Monday, June 17, 2013

Treating Sciatica - 3 Stretching Exercises For Immediate Sciatica Relief


spinal stenosis



Treating sciatica does not have to involve subjecting yourself to complicated surgical procedures, taking medications, or making frequent trips to see a chiropractor. There is no reason why you should not be able to treat sciatica on your own, using nothing but natural means, from the comfort of your own home.

There are many different ways to go about treating sciatica naturally, such as by performing low-impact aerobic exercise or by undergoing massage therapy.
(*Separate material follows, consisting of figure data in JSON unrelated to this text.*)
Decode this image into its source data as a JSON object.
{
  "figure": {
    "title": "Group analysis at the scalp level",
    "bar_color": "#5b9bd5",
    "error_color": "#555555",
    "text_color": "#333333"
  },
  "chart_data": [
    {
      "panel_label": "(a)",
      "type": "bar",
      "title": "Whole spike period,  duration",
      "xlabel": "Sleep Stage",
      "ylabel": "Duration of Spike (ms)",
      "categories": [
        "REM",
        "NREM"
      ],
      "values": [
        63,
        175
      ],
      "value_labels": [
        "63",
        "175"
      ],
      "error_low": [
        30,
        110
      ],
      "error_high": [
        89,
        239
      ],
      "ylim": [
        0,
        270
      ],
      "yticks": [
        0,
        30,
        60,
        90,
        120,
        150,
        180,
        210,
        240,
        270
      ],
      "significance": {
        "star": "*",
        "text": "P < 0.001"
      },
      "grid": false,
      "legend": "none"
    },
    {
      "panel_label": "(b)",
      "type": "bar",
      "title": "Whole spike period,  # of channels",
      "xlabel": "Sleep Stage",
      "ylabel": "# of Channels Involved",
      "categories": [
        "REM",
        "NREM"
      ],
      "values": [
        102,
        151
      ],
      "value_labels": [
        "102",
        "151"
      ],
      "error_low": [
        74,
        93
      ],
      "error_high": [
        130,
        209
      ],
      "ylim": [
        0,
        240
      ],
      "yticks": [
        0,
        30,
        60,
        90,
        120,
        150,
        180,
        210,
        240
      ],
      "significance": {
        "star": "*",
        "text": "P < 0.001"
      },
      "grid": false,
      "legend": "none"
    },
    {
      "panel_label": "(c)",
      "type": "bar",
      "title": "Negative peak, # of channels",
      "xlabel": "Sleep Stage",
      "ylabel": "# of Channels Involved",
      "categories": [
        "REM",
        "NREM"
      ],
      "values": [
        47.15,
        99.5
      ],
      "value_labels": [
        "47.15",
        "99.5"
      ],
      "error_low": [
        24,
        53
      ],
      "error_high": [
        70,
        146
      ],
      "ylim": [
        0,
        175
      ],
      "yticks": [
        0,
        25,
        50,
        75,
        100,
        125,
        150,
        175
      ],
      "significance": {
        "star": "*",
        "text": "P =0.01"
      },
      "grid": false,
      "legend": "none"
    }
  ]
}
But no methods are nearly effective at treating sciatica as the act of performing stretching exercises. Stretching is by far one of the single most effective means to alleviate the symptoms, if not completely cure, sciatica. Done frequently and consistently, you could pretty much completely cure your sciatica within a matter of days.

Let's take a look at 3 sample stretching exercises that can be used to treat this condition and provide you with immediate symptomatic relief:

1. Sit down on the floor with one leg stretched straight out in front of you. Grabbing the ankle of your other leg, pull your other leg in towards your chest, and hold it there for a few seconds. Now extend your leg back out in front of you. Repeat this exercise for at least ten repetitions with both of your legs.

2. Lie face down on the floor. Prop your upper body up onto your elbows. This arc in your back will cause your spine to curve upwards. Stretch your spine to maximize this curvature. Hold this position for at least 30 seconds.

3. Lie down flat on your back. Pull the knee on the side of your body that is experiencing pain, up towards the shoulder on the same side of your body. Hold this position for at least 10 seconds. Then, release this leg and then pull this same knee toward the opposite shoulder, again holding for about 10 seconds. Repeat this exercise for at least 10 repetitions. Repeat for the other knee if you are also experiencing pain on the other side of your body as well.

You may find these stretching exercises to be painful, difficult, and outright impossible to perform at first. But as you ease your way into the initial repetition, and hold the position for the specified number of seconds, you will begin to feel the tension in your muscles ease up, and the exercise should become easier. It should definitely become easier with each step.